São Paulo – Os Emirados Árabes Unidos podem ser um caminho para chegar a um mercado de 1,1 bilhão de consumidores. Toda essa população não existe no país árabe, mas está na Índia, nação que divide a costa do Mar da Arábia com Emirados e que tem neles um dos seus fornecedores mundiais. Os Emirados não apenas exportam para o mercado indiano, como reexportam produtos vindos de outras partes do mundo. No ano passado, o país do Golfo Arábico enviou aos indianos 32,8 bilhões de dihrams, o equivalente a US$ 8,9 bilhões, em mercadorias reexportadas. Os dados foram compilados pelo Departamento de Desenvolvimento de Mercados da Câmara de Comércio Árabe Brasileira.
No ano passado houve um aumento de 51% nas reexportações dos Emirados Árabes Unidos para a Índia sobre o ano anterior, quando elas estavam em 21,6 bilhões de dihrams, iguais a US$ 5,9 bilhões.

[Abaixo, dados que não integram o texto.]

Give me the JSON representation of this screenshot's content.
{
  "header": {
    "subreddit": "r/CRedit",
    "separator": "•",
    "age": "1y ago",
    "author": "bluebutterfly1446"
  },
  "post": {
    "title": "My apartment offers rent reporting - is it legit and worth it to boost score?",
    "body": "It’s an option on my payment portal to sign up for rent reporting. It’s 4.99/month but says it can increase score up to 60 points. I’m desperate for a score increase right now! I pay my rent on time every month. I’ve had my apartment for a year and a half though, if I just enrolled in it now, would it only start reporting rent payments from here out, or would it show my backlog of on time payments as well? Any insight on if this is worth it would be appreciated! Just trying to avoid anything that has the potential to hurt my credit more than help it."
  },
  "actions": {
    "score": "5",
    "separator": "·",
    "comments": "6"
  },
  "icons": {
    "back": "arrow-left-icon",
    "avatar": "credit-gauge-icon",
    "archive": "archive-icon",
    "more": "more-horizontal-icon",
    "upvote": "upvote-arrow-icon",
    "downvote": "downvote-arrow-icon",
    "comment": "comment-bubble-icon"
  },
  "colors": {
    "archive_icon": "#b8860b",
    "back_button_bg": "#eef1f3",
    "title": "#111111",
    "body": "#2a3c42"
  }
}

Os produtos mais reexportados foram metais preciosos. Só neste produto a receita das vendas foi de 31,2 bilhões de dihramns, o equivalente a US$ 8,5 bilhões. O secretário-geral da Câmara Árabe, Michel Alaby, afirma que o Brasil pode aproveitar setores em que os Emirados Árabes já são fortes fornecedores para a Índia, como o de pedras preciosas, por exemplo, para inserir os seus produtos.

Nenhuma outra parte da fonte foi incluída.